HCBN: Who do you expect to come?
RR:
I’m hoping that because we’re close to the Texas Medical Center, many people from the medical center will attend the meeting as well as people from the Southeast. We want everyone to come: doctors, hospital administrators, nurses, physical therapists, IT people, community physicians and also students from our campus — there are 60 to 80 thousand students on our campus and we think they can learn a lot from the show.

HCBN: Why did Texas Medical Center choose to be a part of this?
RR:
I think it’s important to be able to brand and market the Texas Medical Centers so this international audience knows ”Texas medical centers” as a group is powerful — the collective “Texas medical centers” [including 54 institutions.] We will always will be competitive with hospitals but in specific areas — genomics, stem cells, regenerative medicine, clinical trials, health policy — we can all agree that this will take institutions coming together so that the sum of the individual parts is greater than the individual parts themselves. The rest of world is coming together in multi-institutional ways around these things and we should too.

HCBN: What do you want people to take away from the show?
RR:
I hope we can provide cutting edge material. Attendees are going to hear the latest and greatest from MD Andersen about immunotherapy, targeted therapy, personalized medicine, the latest pumps and drugs and genomics used to predict which drug you’ll respond to best. You’ll hear about building a whole heart out of stem cells. I hope people will be educated about the next direction of where we’re going and how they can plan for disasters and what health care changes will mean for them. So it’s going to be a comprehensive program that will educate attendees on the scientific and clinical side, yet I want there to be a broad representation from the vendor side too where they can bring the latest and greatest CT scanner or electronic medical records.

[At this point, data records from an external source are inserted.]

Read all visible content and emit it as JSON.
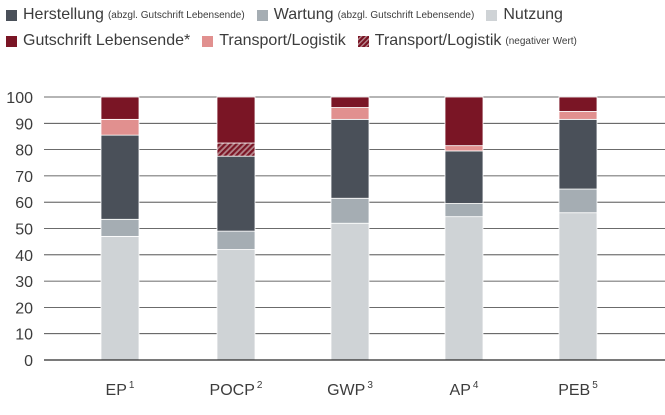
{
  "legend": {
    "items": [
      {
        "label": "Herstellung",
        "note": "(abzgl. Gutschrift Lebensende)",
        "color": "#4a5059",
        "hatched": false
      },
      {
        "label": "Wartung",
        "note": "(abzgl. Gutschrift Lebensende)",
        "color": "#a5adb3",
        "hatched": false
      },
      {
        "label": "Nutzung",
        "note": "",
        "color": "#cfd3d6",
        "hatched": false
      },
      {
        "label": "Gutschrift Lebensende*",
        "note": "",
        "color": "#7a1525",
        "hatched": false
      },
      {
        "label": "Transport/Logistik",
        "note": "",
        "color": "#e1908f",
        "hatched": false
      },
      {
        "label": "Transport/Logistik",
        "note": "(negativer Wert)",
        "color": "#7a1525",
        "hatched": true
      }
    ]
  },
  "chart_data": {
    "type": "bar",
    "stacked": true,
    "ylim": [
      0,
      100
    ],
    "yticks": [
      0,
      10,
      20,
      30,
      40,
      50,
      60,
      70,
      80,
      90,
      100
    ],
    "categories": [
      {
        "label": "EP",
        "sup": "1"
      },
      {
        "label": "POCP",
        "sup": "2"
      },
      {
        "label": "GWP",
        "sup": "3"
      },
      {
        "label": "AP",
        "sup": "4"
      },
      {
        "label": "PEB",
        "sup": "5"
      }
    ],
    "series": [
      {
        "name": "Nutzung",
        "color": "#cfd3d6",
        "hatched": false,
        "values": [
          47,
          42,
          52,
          54.5,
          56
        ]
      },
      {
        "name": "Wartung (abzgl. Gutschrift Lebensende)",
        "color": "#a5adb3",
        "hatched": false,
        "values": [
          6.5,
          7,
          9.5,
          5,
          9
        ]
      },
      {
        "name": "Herstellung (abzgl. Gutschrift Lebensende)",
        "color": "#4a5059",
        "hatched": false,
        "values": [
          32,
          28.5,
          30,
          20,
          26.5
        ]
      },
      {
        "name": "Transport/Logistik (negativer Wert)",
        "color": "#7a1525",
        "hatched": true,
        "values": [
          0,
          5,
          0,
          0,
          0
        ]
      },
      {
        "name": "Transport/Logistik",
        "color": "#e1908f",
        "hatched": false,
        "values": [
          6,
          0,
          4.5,
          2,
          3
        ]
      },
      {
        "name": "Gutschrift Lebensende*",
        "color": "#7a1525",
        "hatched": false,
        "values": [
          8.5,
          17.5,
          4,
          18.5,
          5.5
        ]
      }
    ]
  }
}
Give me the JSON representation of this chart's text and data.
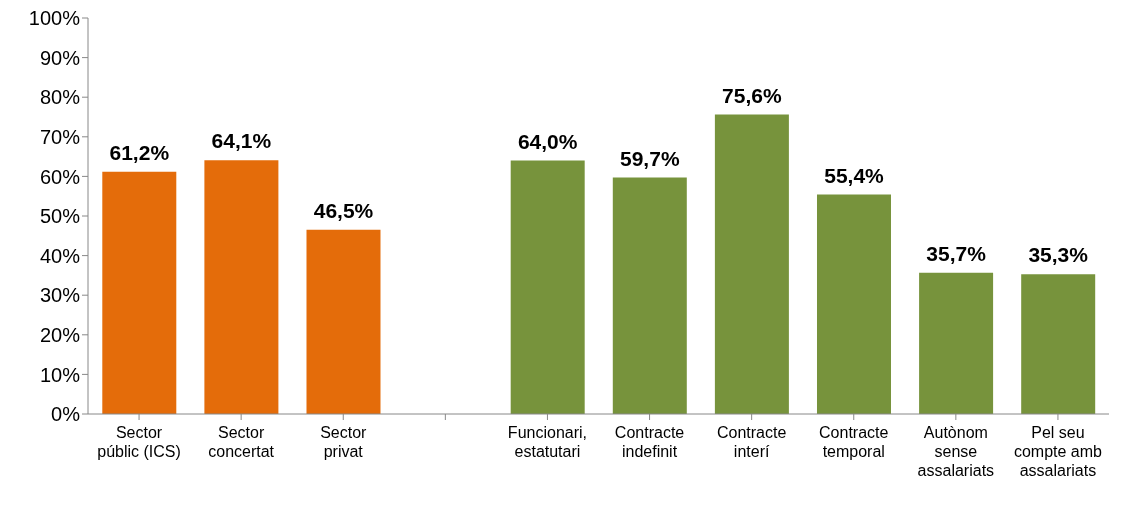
{
  "chart_data": {
    "type": "bar",
    "categories": [
      "Sector públic (ICS)",
      "Sector concertat",
      "Sector privat",
      null,
      "Funcionari, estatutari",
      "Contracte indefinit",
      "Contracte interí",
      "Contracte temporal",
      "Autònom sense assalariats",
      "Pel seu compte amb assalariats"
    ],
    "values": [
      61.2,
      64.1,
      46.5,
      null,
      64.0,
      59.7,
      75.6,
      55.4,
      35.7,
      35.3
    ],
    "colors": [
      "#e46c0a",
      "#e46c0a",
      "#e46c0a",
      null,
      "#77933c",
      "#77933c",
      "#77933c",
      "#77933c",
      "#77933c",
      "#77933c"
    ],
    "value_labels": [
      "61,2%",
      "64,1%",
      "46,5%",
      null,
      "64,0%",
      "59,7%",
      "75,6%",
      "55,4%",
      "35,7%",
      "35,3%"
    ],
    "ylim": [
      0,
      100
    ],
    "yticks": [
      {
        "value": 0,
        "label": "0%"
      },
      {
        "value": 10,
        "label": "10%"
      },
      {
        "value": 20,
        "label": "20%"
      },
      {
        "value": 30,
        "label": "30%"
      },
      {
        "value": 40,
        "label": "40%"
      },
      {
        "value": 50,
        "label": "50%"
      },
      {
        "value": 60,
        "label": "60%"
      },
      {
        "value": 70,
        "label": "70%"
      },
      {
        "value": 80,
        "label": "80%"
      },
      {
        "value": 90,
        "label": "90%"
      },
      {
        "value": 100,
        "label": "100%"
      }
    ],
    "grid": false,
    "legend": false
  }
}
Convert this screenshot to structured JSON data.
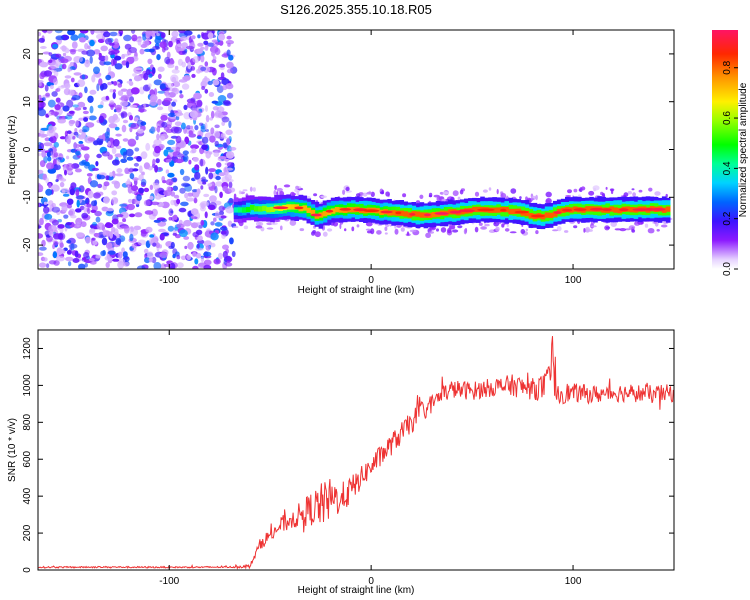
{
  "page": {
    "title": "S126.2025.355.10.18.R05"
  },
  "chart_data": [
    {
      "type": "heatmap",
      "xlabel": "Height of straight line (km)",
      "ylabel": "Frequency (Hz)",
      "xlim": [
        -165,
        150
      ],
      "ylim": [
        -25,
        25
      ],
      "xticks": [
        -100,
        0,
        100
      ],
      "yticks": [
        -20,
        -10,
        0,
        10,
        20
      ],
      "grid": false,
      "colorbar": {
        "label": "Normalized spectral amplitude",
        "range": [
          0,
          0.95
        ],
        "ticks": [
          0.0,
          0.2,
          0.4,
          0.6,
          0.8
        ],
        "tick_labels": [
          "0.0",
          "0.2",
          "0.4",
          "0.6",
          "0.8"
        ]
      },
      "noise_region": {
        "x_range": [
          -165,
          -68
        ],
        "amplitude_range": [
          0.05,
          0.3
        ]
      },
      "signal_ridge": {
        "x": [
          -68,
          -60,
          -50,
          -42,
          -36,
          -32,
          -26,
          -20,
          -12,
          -5,
          5,
          15,
          25,
          32,
          40,
          50,
          60,
          70,
          76,
          80,
          85,
          90,
          95,
          100,
          110,
          120,
          130,
          140,
          148
        ],
        "frequency": [
          -12.8,
          -12.3,
          -12.5,
          -12.0,
          -12.2,
          -12.5,
          -14.0,
          -12.8,
          -12.5,
          -12.6,
          -13.0,
          -13.3,
          -13.8,
          -13.5,
          -13.2,
          -12.7,
          -12.6,
          -12.8,
          -13.2,
          -13.8,
          -14.0,
          -13.5,
          -12.8,
          -12.6,
          -12.5,
          -12.6,
          -12.6,
          -12.5,
          -12.6
        ],
        "amplitude": [
          0.45,
          0.6,
          0.7,
          0.8,
          0.85,
          0.85,
          0.9,
          0.85,
          0.9,
          0.92,
          0.9,
          0.95,
          0.95,
          0.92,
          0.95,
          0.95,
          0.95,
          0.95,
          0.95,
          0.95,
          0.95,
          0.95,
          0.95,
          0.95,
          0.95,
          0.95,
          0.95,
          0.95,
          0.95
        ]
      }
    },
    {
      "type": "line",
      "xlabel": "Height of straight line (km)",
      "ylabel": "SNR (10 * v/v)",
      "xlim": [
        -165,
        150
      ],
      "ylim": [
        0,
        1300
      ],
      "xticks": [
        -100,
        0,
        100
      ],
      "yticks": [
        0,
        200,
        400,
        600,
        800,
        1000,
        1200
      ],
      "grid": false,
      "series": [
        {
          "color": "#ee3333",
          "x": [
            -165,
            -150,
            -130,
            -110,
            -90,
            -70,
            -60,
            -55,
            -50,
            -45,
            -40,
            -35,
            -30,
            -25,
            -20,
            -15,
            -10,
            -5,
            0,
            5,
            10,
            15,
            20,
            25,
            30,
            35,
            40,
            50,
            60,
            70,
            80,
            85,
            88,
            90,
            92,
            95,
            100,
            110,
            120,
            130,
            140,
            150
          ],
          "y": [
            15,
            15,
            16,
            15,
            15,
            16,
            20,
            140,
            190,
            240,
            270,
            300,
            330,
            350,
            380,
            390,
            430,
            500,
            560,
            620,
            680,
            740,
            800,
            860,
            900,
            950,
            980,
            970,
            990,
            1000,
            980,
            990,
            1000,
            1150,
            970,
            960,
            960,
            950,
            960,
            960,
            950,
            960
          ],
          "noise": [
            4,
            4,
            4,
            4,
            4,
            4,
            10,
            30,
            40,
            50,
            50,
            70,
            90,
            120,
            120,
            80,
            80,
            60,
            60,
            60,
            60,
            60,
            60,
            60,
            50,
            50,
            50,
            50,
            50,
            60,
            60,
            70,
            110,
            160,
            110,
            60,
            50,
            50,
            50,
            50,
            50,
            50
          ]
        }
      ]
    }
  ]
}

HCBN: How unique is this collaboration between a renowned medical center and a major trade show brand?
RR:
I don’t know of anything like it. I think this is an unusual thing. The Texas Medical Center is really a medical city — we are like proud grandparents who brag about our grandchildren and we try to get them to come together for family reunions and holidays to work on important projects together.

HCBN: What impact do you think this kind of show can have going forward?
RR:
For Houston, it can provide a platform to exhibit our great talents and highlight a program of clinical care discovery. It also allows us to showcase Houston — our city — to an international audience. We want it to be something people look forward to every year since it will be in Houston every year. We want people to develop relationships and new collaborations. So it’s a good thing for Houston and a thing that will raise the profile of our medical center and will be economically beneficial for our city.